Shibin Zhou, M.D., Ph.D.

Hypoxia, a consequence of tumor cells outgrowing their blood supply, and subsequent angiogenesis are two of the hallmarks of rapidly growing solid tumors. Dr. Zhou's laboratory has been exploiting these unique pathological features for developing novel therapeutic approaches.

The hypoxic tumor compartment poses challenges for both chemo and radiation therapies as hypoxia diminishes the therapeutic effects of chemotherapeutic agents and radiation. Conversely, this tumor compartment, hypoxic and immune-privileged, provides a unique niche for anaerobic bacteria to grow. C. novyi-NT is an attenuated strain of the anaerobic bacterium Clostridium novyi. When injected intravenously, C. novyi-NT spores are not toxic to healthy animals but can selectively germinate within and colonize tumors, resulting in massive necrosis and tumor regression. In addition to direct tumor destruction by bacterial growth, the C. novyi-NT infection elicits a potent host antitumor immune response leading to long-term cures. C. novyi-NT is considered a promising anticancer agent not only for its inherent anticancer properties, but also for its capacity to enhance other cancer therapies and to serve as a tumor-specific gene therapy vector. Dr. Zhou's laboratory has combined C. novyi-NT spores with chemotherapeutic drugs, liposomal formulation of chemotherapeutic drugs, and radiation for the treatment of several experimental tumor models. The combination therapies showed marked improvement in efficacy over the therapies using individual agents. 

This line of investigation has also led to the observation that the efficacy of immune checkpoint blockade can be substantially enhanced by epigenetic modulation.  Myeloid Derived Suppressor Cells (MDSCs) were later identified as the target of the epigenetic inhibitors. Based on these promising preclinical studies, two Phase I trials have been conducted, one with C. novyi-NT and the other with entinostat plus pembrolizumab.
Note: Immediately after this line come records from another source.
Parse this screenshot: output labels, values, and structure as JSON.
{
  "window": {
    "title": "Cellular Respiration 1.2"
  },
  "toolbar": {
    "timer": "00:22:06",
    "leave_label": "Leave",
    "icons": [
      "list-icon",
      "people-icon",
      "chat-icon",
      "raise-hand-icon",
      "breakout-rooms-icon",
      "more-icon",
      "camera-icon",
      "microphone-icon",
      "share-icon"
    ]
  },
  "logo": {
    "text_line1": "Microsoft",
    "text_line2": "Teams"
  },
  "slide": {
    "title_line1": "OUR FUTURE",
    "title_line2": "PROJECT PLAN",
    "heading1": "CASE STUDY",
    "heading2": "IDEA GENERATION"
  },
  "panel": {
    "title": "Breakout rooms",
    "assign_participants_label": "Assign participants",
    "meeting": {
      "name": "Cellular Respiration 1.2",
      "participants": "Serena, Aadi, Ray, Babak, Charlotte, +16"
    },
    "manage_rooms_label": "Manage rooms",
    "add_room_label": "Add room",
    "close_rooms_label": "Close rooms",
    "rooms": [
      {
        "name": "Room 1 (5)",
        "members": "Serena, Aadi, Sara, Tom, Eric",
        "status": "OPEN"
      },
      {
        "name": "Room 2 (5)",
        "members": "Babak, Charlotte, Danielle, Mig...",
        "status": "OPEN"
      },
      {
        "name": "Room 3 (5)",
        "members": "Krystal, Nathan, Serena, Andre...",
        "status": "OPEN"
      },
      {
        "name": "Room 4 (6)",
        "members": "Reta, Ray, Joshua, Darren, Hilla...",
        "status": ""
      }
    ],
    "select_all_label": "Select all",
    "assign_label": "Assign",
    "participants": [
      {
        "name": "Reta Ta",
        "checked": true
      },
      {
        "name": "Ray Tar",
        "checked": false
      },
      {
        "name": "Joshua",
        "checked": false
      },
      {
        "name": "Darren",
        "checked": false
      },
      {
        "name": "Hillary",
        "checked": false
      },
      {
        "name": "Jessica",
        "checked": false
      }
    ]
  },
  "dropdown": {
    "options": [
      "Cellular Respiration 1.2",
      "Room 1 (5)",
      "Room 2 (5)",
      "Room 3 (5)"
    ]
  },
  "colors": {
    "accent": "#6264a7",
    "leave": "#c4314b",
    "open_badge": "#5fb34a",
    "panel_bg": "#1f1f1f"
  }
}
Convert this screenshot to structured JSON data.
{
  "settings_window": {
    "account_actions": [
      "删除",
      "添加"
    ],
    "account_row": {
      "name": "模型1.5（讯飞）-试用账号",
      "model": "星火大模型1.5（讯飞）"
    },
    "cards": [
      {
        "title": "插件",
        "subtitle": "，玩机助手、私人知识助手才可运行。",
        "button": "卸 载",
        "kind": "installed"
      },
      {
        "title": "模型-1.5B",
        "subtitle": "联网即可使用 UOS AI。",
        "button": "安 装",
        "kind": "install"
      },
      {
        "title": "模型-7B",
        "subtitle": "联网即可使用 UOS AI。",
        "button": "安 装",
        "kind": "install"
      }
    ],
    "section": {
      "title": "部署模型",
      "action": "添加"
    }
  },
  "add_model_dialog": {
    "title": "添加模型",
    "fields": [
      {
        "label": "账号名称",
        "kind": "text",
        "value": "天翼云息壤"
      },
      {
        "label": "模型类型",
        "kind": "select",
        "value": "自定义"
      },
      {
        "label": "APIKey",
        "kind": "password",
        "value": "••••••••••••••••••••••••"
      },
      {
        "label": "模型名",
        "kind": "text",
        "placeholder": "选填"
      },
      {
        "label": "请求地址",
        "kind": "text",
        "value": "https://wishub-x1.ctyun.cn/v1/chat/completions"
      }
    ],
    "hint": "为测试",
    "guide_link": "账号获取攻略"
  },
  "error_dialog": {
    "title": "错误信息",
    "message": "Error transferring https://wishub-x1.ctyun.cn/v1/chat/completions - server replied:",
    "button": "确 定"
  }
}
More recently, Dr. Zhou's group has been leading an effort to develop therapeutic approaches based on scFvs specifically targeting driver mutation-derived neoantigens presented by HLA molecules, which in theory would provide the highest specificity against cancer cells. The most promising candidate scFvs against neoantigens derived from several common mutations in the RAS and TP53 genes have been converted to therapeutic formats such as T cell-engaging bispecific antibodies and used to engineer CAR T cells or TCR-CAR T cells. Extensive investigation of these therapeutic platforms demonstrated their potency and specificity both in cell culture systems and in mouse tumor models. The objective is to develop a suite of therapeutic agents targeting the most common driver mutation-associated neoantigens and translate them into tissue-agnostic cancer therapies.